O número de telefone de Nasser Al-Kelaifi, presidente do clube de futebol do Catar Paris Saint-Germain e diretor executivo da Bein Sports, está incluído na lista de alvos potenciais para o spyware Pegasus, relatado pelo diário francês Le Monde.

Criada pela empresa israelense NSO, a Pegasus está envolvida na vigilância em massa de jornalistas, defensores dos direitos humanos e pelo menos 14 chefes de estado e várias de suas famílias.

O número de telefone deles é um dos cerca de 50.000 monitores em potencial na lista que vazou para grupos de direitos humanos Anistia Internacional e Forbidden Stories, sediada em Paris, e é compartilhado com o consórcio da imprensa.

O Pegasus pode invadir um telefone móvel sem o conhecimento do usuário, e o cliente lê todas as mensagens, rastreia a localização do usuário e utiliza a câmera e o microfone do telefone para monitorar o telefone.

Conflito do Golfo

De acordo com um estudo do Le Monde, dois números de celulares pertencentes à Al Keraifi também foram incluídos na lista de vazamentos.

O Le Monde tem como alvo várias vozes que criticam autoridades turcas, emiradas, libanesas e a monarquia da Arábia Saudita pelo mesmo cliente que pode ter usado Pegasus para hackear telefones de gerenciamento do beIN Media Group.
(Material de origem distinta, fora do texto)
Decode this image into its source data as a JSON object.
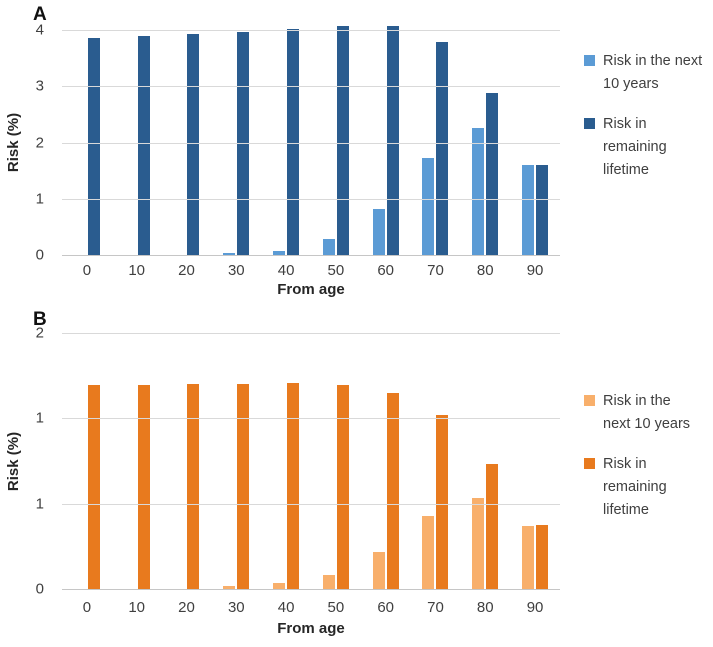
{
  "colors": {
    "light_blue": "#5B9BD5",
    "dark_blue": "#2A5C8F",
    "light_orange": "#F8AF6B",
    "dark_orange": "#E87A1E",
    "gridline": "#D9D9D9"
  },
  "chart_data": [
    {
      "type": "bar",
      "panel": "A",
      "title": "",
      "xlabel": "From age",
      "ylabel": "Risk (%)",
      "ylim": [
        0,
        4
      ],
      "grid": true,
      "legend_position": "right",
      "ytick_values": [
        0,
        1,
        2,
        3,
        4
      ],
      "ytick_labels": [
        "0",
        "1",
        "2",
        "3",
        "4"
      ],
      "categories": [
        "0",
        "10",
        "20",
        "30",
        "40",
        "50",
        "60",
        "70",
        "80",
        "90"
      ],
      "series": [
        {
          "name": "Risk in the next 10 years",
          "legend_lines": [
            "Risk in the next",
            "10 years"
          ],
          "color": "#5B9BD5",
          "values": [
            0,
            0,
            0,
            0.04,
            0.08,
            0.28,
            0.82,
            1.73,
            2.26,
            1.6
          ]
        },
        {
          "name": "Risk in remaining lifetime",
          "legend_lines": [
            "Risk in",
            "remaining",
            "lifetime"
          ],
          "color": "#2A5C8F",
          "values": [
            3.86,
            3.9,
            3.93,
            3.96,
            4.01,
            4.07,
            4.07,
            3.78,
            2.88,
            1.6
          ]
        }
      ]
    },
    {
      "type": "bar",
      "panel": "B",
      "title": "",
      "xlabel": "From age",
      "ylabel": "Risk (%)",
      "ylim": [
        0,
        2
      ],
      "grid": true,
      "legend_position": "right",
      "ytick_values": [
        0,
        0.6667,
        1.3333,
        2
      ],
      "ytick_labels": [
        "0",
        "1",
        "1",
        "2"
      ],
      "categories": [
        "0",
        "10",
        "20",
        "30",
        "40",
        "50",
        "60",
        "70",
        "80",
        "90"
      ],
      "series": [
        {
          "name": "Risk in the next 10 years",
          "legend_lines": [
            "Risk in the",
            "next 10 years"
          ],
          "color": "#F8AF6B",
          "values": [
            0,
            0,
            0,
            0.02,
            0.05,
            0.11,
            0.29,
            0.57,
            0.71,
            0.49
          ]
        },
        {
          "name": "Risk in remaining lifetime",
          "legend_lines": [
            "Risk in",
            "remaining",
            "lifetime"
          ],
          "color": "#E87A1E",
          "values": [
            1.59,
            1.59,
            1.6,
            1.6,
            1.61,
            1.59,
            1.53,
            1.36,
            0.98,
            0.5
          ]
        }
      ]
    }
  ]
}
Ele relatou que sim, sugerindo que agências de segurança sauditas estavam por trás do hack.

No entanto, o Le Monde enfatizou que não poderia inspecionar fisicamente os telefones da Al Keraifi e de outros funcionários beIN e, portanto, não poderia determinar se esses dispositivos estavam realmente infectados com Pegasus.

O Daily informou que um possível hack do telefone de Alkeraifi ocorreu em 2018 no meio da Guerra do Golfo, que lutou contra o Catar contra a Arábia Saudita, Emirados Árabes Unidos, Bahrein e Egito. Em junho de 2017, esses quatro países implementaram bloqueios diplomáticos e comerciais contra o Catar. Isso durou quase quatro anos.

O fusakoku acusou Doha de ser um “Estado patrocinador do terrorismo” e de ter um relacionamento muito próximo com o Irã. O Catar sempre recusou acusações.

Como chefe do beIN, Alkeraifi estava no centro da polêmica entre o Catar e a Arábia Saudita sobre o canal pirata BeoutQ, roubando sinais do beIN e transmitindo os principais torneios e torneios de futebol.

Lemond relatou que o Catar havia entrado com uma queixa formal na Organização Mundial do Comércio (OMC) sobre as atividades do BeoutQ pouco antes de Alkeraifi ser vítima de um hack do Pegasus. Em uma reclamação, o Catar exigiu US $ 1 bilhão em danos ao Canal Pirata.

Reação NSO

Em uma reação na quinta-feira, o NSO disse que o vazamento “não era uma lista de alvos Pegasus ou alvos potenciais.”

“Estamos muito satisfeitos com a investigação e poderemos revelar nosso nome”, disse o CEO da NSO, Shalev Hulio, à Rádio do Exército de Israel. Ele também afirmou que havia um esforço para “caluniar todas as indústrias cibernéticas israelenses”.

O NSO afirma que foi exportado para 45 países com a aprovação do governo israelense.

Hulio disse que não poderia divulgar os detalhes do contrato por causa de “questões de confidencialidade”, mas disse que proporcionaria total transparência aos governos que buscam detalhes.

“Venha com qualquer entidade estadual, qualquer funcionário em qualquer estado. Estou pronto para abrir tudo para que eles cavem de cima a baixo para que entrem.” Ele disse.